Heap sort (heap sort)

• The large top heap can be sorted in ascending order using the characteristics of the heap, and the small top heap can be sorted in descending order. First, the ordered sequence is built into a large top pile, which makes the top node of the heap the largest, the heap top node and the heap tail exchange position, the heap length minus 1, the remainder node is adjusted to the heap, and the secondary large value node is obtained. Repeat this process to get an ascending sequence

void HeapSort(int a[],int n){    Heap H;    MakeHeap(H,a,n,n+2,1,lessPrior);    int e;    forint0; i -- ){        if(RemoveFirsHeap(H,e) )            printf("%d ",e);    }}

Bubble sort (Bubble sort)

• During the first bubbling process, first and second records are compared, and if reversed, the position is swapped. Then in comparing the second and third records, proceed sequentially until the n-1 and nth records are compared, at which point the nth record is the largest.
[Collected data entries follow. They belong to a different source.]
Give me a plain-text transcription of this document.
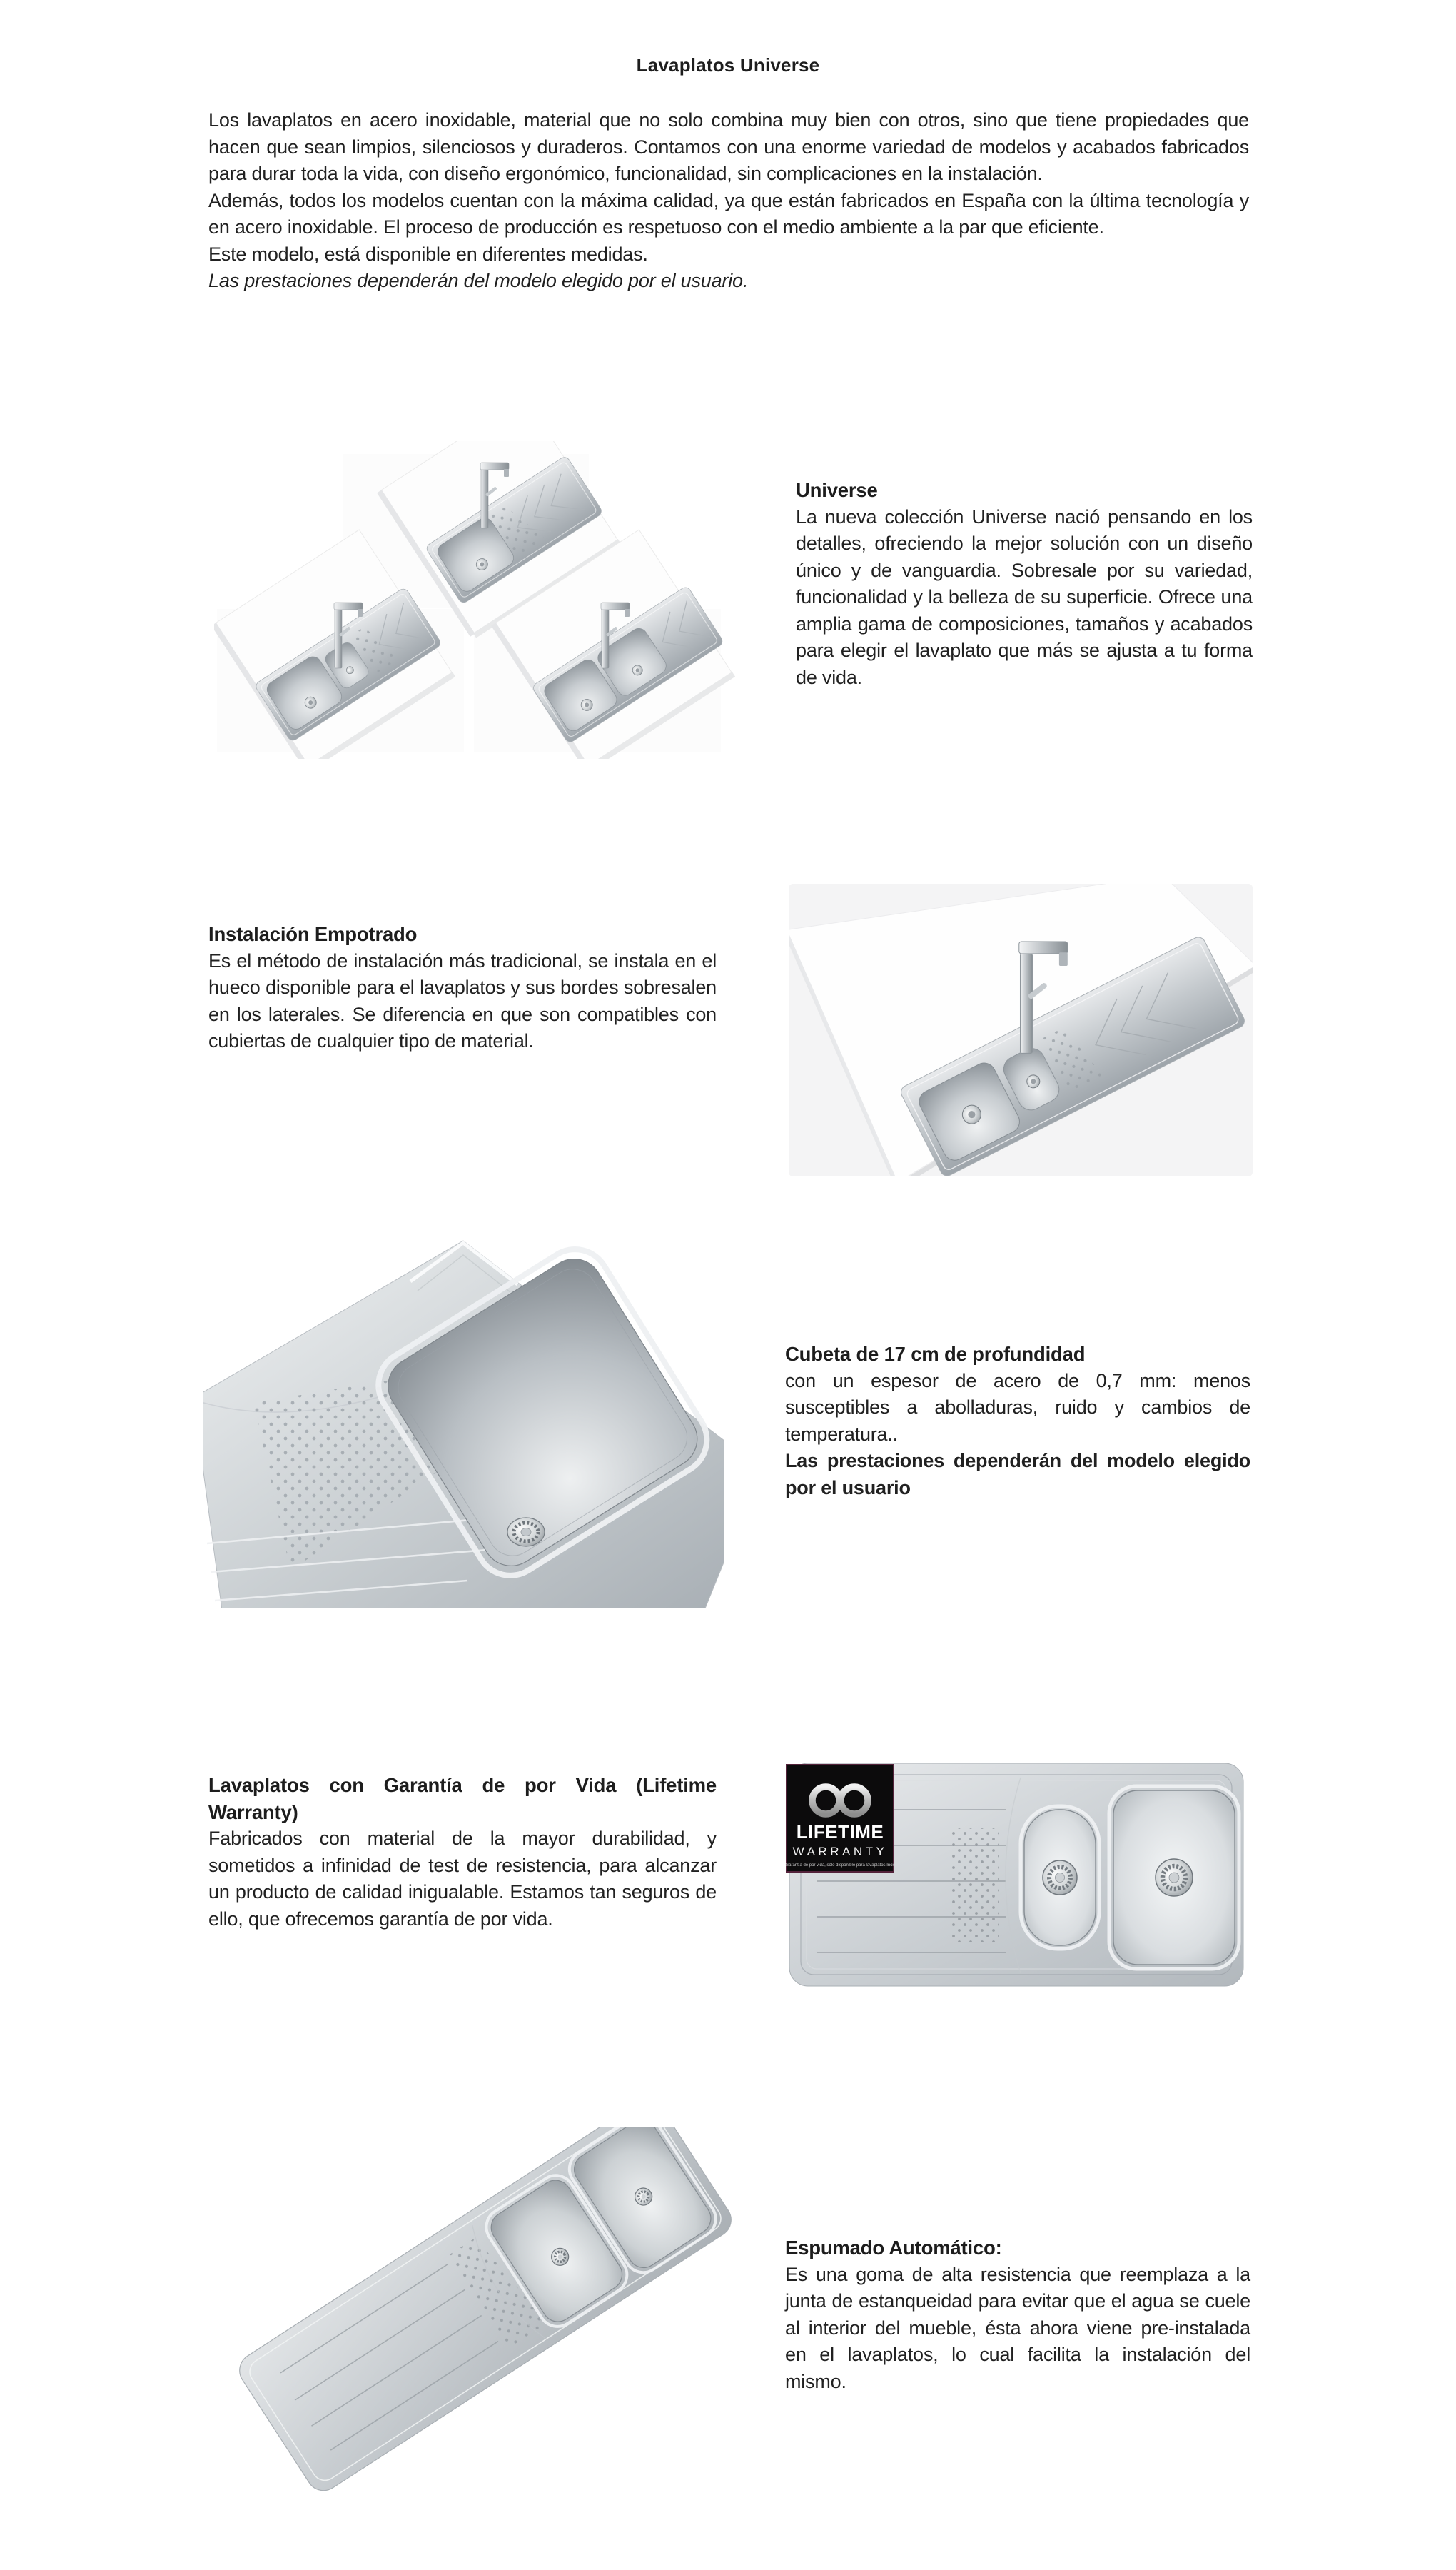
Lavaplatos Universe

Los lavaplatos en acero inoxidable, material que no solo combina muy bien con otros, sino que tiene propiedades que hacen que sean limpios, silenciosos y duraderos. Contamos con una enorme variedad de modelos y acabados fabricados para durar toda la vida, con diseño ergonómico, funcionalidad, sin complicaciones en la instalación.

Además, todos los modelos cuentan con la máxima calidad, ya que están fabricados en España con la última tecnología y en acero inoxidable. El proceso de producción es respetuoso con el medio ambiente a la par que eficiente.

Este modelo, está disponible en diferentes medidas.

Las prestaciones dependerán del modelo elegido por el usuario.

Universe

La nueva colección Universe nació pensando en los detalles, ofreciendo la mejor solución con un diseño único y de vanguardia. Sobresale por su variedad, funcionalidad y la belleza de su superficie. Ofrece una amplia gama de composiciones, tamaños y acabados para elegir el lavaplato que más se ajusta a tu forma de vida.

Instalación Empotrado

Es el método de instalación más tradicional, se instala en el hueco disponible para el lavaplatos y sus bordes sobresalen en los laterales. Se diferencia en que son compatibles con cubiertas de cualquier tipo de material.

Cubeta de 17 cm de profundidad

con un espesor de acero de 0,7 mm: menos susceptibles a abolladuras, ruido y cambios de temperatura..

Las prestaciones dependerán del modelo elegido por el usuario

Lavaplatos con Garantía de por Vida (Lifetime Warranty)

Fabricados con material de la mayor durabilidad, y sometidos a infinidad de test de resistencia, para alcanzar un producto de calidad inigualable. Estamos tan seguros de ello, que ofrecemos garantía de por vida.

LIFETIME
WARRANTY
Garantía de por vida, sólo disponible para lavaplatos Inox
Espumado Automático:

Es una goma de alta resistencia que reemplaza a la junta de estanqueidad para evitar que el agua se cuele al interior del mueble, ésta ahora viene pre-instalada en el lavaplatos, lo cual facilita la instalación del mismo.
The second trip bubbles the larger record to the n-1 position until all the records are in order.

void BubbleSort(intintlen){    int t;    int i, j;    // i表示已经排序的个数    for( i = 0len; i ++ ){        // 开始冒泡到len-i，len-i之后表示已经达到最值        for( j = 1len-i; j ++ ){            if( a[j-1] < a[j] ){                t = a[j-1];                a[j-1] = a[j];                a[j] = t;            }        }    

Improved:

void Bubblesort (intA[],int Len){intTintI, J, Flag; Flag =-1;//I indicates the number of rows that have been ordered, (and the number of rows to the end)    //flag indicates a[flag-1,flag. LEN-1] has been ordered sequentially, so no reordering sequence after flag     for(i =0; I <Len; i + +) {if(Flag! =-1) {i =Len-Flag;//Indicates the number of rows that have been orderedFlag =-1; } for(j =1; J <Len-I.; J + +) {if(A[j-1] > A[j]) {flag = J; t = a[j-1]; A[j-1] = A[j];            A[J] = t; }        }    }}

Three implementations of other learning link bubbling sorts

Sorting--A brief analysis of ideas (I.)